When first reading one of John Angarrack's books, an initial emotion they inspire is often anger. Why should you feel angry? One reason is the realisation that we have been lied to. I don't just mean the many sins of omission; like forgetting to let Cornish people know that we ran our own country of Cornwall perfectly well and independently as recently as the seventeenth century (we get told "You inbreds have not been independent for more than a thousand years!") or the attempted deliberate murder of our Cornish language by the English state ("It died off because people didn't want to speak it. If you want to learn it you must pay for it yourselves"), but I mean the more insidious lie - that we are taught that our Cornish history is of no worth and that we only ever have any worth as good little Englanders. That is the lie of the English state.
To pass through the English education system is to pass through assimilation on an Orwellian scale. This is not to single out Michael Gove's pathetic attempts at state funded jingoism a few years ago, but rather to point out that the absurd arrogance perceived in Victorian text books has changed rather than gone away, and pervades the entire education system even today. So now the English states, socialist or conservative, write their curriculums, courses and text books under the misleading title of "reasonable" - which by implication casts all dissenting voices as "unreasonable". Even the Guardian newspaper, supposed liberal bastion of “reasonable” recently published a diatribe against Welsh schools teaching Welsh.
You do not learn about English concentration camps in English schools. You would in South Africa - their school curriculums include the Cornish Emily Hobhouse who exposed them and their conditions. English text books are silent about Emily Hobhouse, as they are about most of the many unpalatable aspects of English state behaviour. What is worse is that Cornish text books are also silent about one of Cornwall's greatest heroines, because she does not fit into the grand narrative of the glorious (disguised as "reasonable") English state, and Cornish text books are part of the English education system by the English state.
You do not learn about Cornwall’s independence in English schools. Instead the English state created a narrative that civil war Cornwall was staunch royalist, but what historian Mark Stoyle found out was that the royals did not trust the Cornish, and the Cornish were fighting for Cornwall and not the crown. Once the parliamentarians were chased out of Cornwall, the Cornish refused to cross the Tamar. King Charles’ letter of “thanks” to Cornwall covers up a war of five nations and relegates we Cornish from proud independent nation, to a mere county of England.
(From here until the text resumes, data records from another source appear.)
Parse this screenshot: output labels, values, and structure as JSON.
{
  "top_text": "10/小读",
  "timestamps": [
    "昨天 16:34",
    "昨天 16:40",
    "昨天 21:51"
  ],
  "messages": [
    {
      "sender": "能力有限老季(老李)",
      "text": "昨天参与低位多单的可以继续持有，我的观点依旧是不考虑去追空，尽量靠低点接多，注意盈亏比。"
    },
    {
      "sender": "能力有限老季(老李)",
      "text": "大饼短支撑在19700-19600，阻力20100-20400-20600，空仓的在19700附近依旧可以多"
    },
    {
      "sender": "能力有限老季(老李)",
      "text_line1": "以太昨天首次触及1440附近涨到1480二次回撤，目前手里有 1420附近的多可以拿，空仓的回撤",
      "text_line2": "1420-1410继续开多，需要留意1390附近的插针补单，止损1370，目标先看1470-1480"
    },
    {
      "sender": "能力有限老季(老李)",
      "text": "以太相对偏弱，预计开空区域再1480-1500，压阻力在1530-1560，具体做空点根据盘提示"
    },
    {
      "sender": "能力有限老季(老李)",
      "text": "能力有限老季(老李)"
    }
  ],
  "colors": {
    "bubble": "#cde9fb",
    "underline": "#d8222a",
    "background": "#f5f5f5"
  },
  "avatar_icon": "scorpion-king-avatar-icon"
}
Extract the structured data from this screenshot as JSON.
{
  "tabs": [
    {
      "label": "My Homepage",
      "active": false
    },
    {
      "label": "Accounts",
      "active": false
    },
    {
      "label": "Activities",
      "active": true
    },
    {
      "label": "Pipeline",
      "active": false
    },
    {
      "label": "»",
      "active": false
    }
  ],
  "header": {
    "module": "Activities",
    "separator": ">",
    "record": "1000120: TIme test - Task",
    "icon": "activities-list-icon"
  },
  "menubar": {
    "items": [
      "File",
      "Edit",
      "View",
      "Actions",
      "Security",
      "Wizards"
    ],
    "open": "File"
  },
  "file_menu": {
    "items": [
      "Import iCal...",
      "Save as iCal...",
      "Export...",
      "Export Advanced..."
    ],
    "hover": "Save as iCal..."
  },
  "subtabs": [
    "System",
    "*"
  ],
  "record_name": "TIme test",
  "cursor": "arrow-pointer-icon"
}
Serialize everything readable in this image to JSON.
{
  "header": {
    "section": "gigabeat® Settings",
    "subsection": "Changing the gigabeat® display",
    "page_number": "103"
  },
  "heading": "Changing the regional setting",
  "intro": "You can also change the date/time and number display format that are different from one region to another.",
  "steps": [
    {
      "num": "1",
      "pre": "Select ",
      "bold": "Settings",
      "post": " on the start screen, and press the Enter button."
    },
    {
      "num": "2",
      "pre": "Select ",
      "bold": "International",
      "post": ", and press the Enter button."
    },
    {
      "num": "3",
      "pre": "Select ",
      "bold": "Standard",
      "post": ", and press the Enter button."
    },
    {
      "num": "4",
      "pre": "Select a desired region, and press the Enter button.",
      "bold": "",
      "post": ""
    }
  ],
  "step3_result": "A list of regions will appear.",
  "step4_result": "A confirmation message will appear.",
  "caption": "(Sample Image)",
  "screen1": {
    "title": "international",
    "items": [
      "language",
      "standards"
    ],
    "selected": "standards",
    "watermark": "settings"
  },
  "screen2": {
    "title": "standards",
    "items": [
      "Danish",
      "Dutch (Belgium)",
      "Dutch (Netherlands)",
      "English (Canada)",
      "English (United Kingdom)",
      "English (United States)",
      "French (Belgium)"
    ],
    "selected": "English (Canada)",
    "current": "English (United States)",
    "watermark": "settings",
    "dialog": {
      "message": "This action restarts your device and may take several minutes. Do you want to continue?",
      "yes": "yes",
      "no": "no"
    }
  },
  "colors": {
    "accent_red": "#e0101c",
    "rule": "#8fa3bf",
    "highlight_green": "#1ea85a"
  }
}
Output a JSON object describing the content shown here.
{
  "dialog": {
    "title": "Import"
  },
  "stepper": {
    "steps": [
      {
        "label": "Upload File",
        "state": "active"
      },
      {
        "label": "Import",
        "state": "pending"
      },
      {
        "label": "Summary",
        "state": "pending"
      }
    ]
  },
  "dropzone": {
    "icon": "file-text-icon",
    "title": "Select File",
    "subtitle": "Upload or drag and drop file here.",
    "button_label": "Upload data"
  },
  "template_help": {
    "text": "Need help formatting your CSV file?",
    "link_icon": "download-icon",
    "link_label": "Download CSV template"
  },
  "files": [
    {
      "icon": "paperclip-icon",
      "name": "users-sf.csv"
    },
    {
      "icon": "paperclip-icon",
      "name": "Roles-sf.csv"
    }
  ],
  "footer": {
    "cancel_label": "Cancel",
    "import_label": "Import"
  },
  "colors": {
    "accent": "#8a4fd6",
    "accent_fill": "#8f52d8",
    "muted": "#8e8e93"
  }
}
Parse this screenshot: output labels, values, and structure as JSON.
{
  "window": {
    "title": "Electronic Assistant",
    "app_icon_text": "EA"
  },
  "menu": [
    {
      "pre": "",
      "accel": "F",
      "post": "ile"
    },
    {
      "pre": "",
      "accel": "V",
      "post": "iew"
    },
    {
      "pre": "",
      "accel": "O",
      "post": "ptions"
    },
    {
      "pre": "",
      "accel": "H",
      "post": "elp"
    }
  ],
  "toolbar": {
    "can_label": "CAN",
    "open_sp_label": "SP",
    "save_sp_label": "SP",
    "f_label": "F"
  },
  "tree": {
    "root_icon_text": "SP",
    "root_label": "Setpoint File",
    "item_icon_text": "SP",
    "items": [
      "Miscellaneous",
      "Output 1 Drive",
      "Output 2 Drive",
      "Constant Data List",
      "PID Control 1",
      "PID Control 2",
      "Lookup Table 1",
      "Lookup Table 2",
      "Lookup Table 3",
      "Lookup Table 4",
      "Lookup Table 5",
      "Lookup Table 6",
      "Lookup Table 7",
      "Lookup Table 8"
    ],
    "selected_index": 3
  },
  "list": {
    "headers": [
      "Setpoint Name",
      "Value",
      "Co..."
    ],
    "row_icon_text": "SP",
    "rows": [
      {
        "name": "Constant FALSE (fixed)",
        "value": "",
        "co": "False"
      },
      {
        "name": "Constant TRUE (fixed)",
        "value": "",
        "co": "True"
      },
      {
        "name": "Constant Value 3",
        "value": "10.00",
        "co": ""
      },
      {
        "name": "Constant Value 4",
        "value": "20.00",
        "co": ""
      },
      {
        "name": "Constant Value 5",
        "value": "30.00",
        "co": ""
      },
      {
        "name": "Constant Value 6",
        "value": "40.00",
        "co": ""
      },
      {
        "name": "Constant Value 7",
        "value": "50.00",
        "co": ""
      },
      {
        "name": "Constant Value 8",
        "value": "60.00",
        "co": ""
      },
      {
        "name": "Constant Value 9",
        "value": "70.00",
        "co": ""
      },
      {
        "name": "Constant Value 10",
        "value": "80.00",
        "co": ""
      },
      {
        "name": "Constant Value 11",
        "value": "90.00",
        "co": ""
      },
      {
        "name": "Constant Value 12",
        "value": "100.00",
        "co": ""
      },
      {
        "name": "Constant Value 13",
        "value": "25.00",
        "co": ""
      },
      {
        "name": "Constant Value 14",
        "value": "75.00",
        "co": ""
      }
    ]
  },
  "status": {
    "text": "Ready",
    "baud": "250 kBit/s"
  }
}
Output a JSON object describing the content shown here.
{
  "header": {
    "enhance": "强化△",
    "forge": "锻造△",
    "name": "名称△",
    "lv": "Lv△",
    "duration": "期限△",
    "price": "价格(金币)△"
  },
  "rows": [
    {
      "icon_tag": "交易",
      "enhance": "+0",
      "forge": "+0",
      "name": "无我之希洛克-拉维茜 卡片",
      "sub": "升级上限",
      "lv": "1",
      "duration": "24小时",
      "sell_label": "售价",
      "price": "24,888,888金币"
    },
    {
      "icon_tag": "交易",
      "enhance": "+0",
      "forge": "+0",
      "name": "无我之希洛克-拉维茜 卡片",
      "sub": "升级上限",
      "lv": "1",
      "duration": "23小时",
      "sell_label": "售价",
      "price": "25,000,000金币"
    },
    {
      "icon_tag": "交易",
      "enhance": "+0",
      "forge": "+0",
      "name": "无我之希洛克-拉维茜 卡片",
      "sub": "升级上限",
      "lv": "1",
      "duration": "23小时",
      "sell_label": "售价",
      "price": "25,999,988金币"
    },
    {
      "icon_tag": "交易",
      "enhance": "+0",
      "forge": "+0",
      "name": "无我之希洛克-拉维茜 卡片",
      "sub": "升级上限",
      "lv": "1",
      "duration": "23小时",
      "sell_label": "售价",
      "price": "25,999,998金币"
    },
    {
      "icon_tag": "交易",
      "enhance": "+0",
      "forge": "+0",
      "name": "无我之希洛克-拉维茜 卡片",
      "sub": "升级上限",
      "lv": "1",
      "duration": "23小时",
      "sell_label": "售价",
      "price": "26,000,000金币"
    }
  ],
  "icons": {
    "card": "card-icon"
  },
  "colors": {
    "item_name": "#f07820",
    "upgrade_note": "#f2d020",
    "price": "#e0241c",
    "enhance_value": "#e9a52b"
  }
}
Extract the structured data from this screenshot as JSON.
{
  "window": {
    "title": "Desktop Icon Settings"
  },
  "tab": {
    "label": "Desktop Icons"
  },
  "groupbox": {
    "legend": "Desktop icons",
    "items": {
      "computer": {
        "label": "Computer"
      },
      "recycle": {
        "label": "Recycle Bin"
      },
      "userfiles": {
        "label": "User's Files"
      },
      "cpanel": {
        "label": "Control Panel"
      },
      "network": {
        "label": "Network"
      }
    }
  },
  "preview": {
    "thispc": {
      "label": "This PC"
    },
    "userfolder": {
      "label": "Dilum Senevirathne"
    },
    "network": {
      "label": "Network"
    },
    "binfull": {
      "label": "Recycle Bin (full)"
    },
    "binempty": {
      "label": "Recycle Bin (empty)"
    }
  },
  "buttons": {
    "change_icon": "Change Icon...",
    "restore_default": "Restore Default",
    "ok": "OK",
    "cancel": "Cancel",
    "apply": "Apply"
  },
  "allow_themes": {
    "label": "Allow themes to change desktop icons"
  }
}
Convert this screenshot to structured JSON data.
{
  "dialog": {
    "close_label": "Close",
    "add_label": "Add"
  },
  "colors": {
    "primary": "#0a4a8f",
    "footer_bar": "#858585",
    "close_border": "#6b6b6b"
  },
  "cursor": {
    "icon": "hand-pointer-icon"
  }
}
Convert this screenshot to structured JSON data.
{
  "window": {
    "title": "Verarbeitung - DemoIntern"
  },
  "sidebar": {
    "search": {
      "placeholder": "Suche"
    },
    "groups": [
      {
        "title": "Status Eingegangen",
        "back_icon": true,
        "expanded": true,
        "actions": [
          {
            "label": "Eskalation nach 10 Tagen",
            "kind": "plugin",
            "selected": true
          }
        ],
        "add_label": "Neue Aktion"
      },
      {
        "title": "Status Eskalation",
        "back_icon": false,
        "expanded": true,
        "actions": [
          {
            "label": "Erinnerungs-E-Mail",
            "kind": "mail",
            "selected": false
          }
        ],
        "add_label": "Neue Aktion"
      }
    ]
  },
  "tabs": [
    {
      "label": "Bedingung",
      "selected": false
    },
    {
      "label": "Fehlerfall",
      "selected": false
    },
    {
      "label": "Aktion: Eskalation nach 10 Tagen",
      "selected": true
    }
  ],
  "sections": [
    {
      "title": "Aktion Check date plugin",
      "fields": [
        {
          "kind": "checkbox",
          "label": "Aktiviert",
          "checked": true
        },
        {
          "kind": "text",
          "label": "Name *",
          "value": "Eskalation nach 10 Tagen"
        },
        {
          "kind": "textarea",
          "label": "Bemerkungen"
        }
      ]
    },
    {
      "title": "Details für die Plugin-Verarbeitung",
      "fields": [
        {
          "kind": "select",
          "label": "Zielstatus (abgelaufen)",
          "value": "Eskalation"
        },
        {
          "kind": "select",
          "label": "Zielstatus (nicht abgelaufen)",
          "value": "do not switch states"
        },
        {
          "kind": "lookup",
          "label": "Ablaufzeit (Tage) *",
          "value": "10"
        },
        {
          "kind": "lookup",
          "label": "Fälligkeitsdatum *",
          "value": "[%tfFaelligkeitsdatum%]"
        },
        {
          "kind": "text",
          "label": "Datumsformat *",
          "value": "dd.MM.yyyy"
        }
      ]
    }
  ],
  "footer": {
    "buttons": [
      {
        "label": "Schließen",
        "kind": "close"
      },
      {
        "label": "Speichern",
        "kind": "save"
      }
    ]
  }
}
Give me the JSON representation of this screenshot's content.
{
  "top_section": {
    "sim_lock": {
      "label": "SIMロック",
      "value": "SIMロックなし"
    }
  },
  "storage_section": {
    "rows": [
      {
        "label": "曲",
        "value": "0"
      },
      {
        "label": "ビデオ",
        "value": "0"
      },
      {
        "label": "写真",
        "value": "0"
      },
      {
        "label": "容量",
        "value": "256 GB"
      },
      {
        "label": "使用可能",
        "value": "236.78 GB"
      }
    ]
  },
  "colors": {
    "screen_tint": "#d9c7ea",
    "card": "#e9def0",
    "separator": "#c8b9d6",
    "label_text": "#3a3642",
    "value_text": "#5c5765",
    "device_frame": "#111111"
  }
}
So read Angarrack and get angry. He challenges us to think about what we think we know about Cornwall, and our relationship with England. Something that the English state education system will never do.
Thomas Flamank said “Speak the Truth, only then will you be free of your chains” and we will only be free of our chains when we speak the truth, and tell our children the truth of the real history of our nation of Cornwall. When we can do that in Cornish, we will be getting somewhere.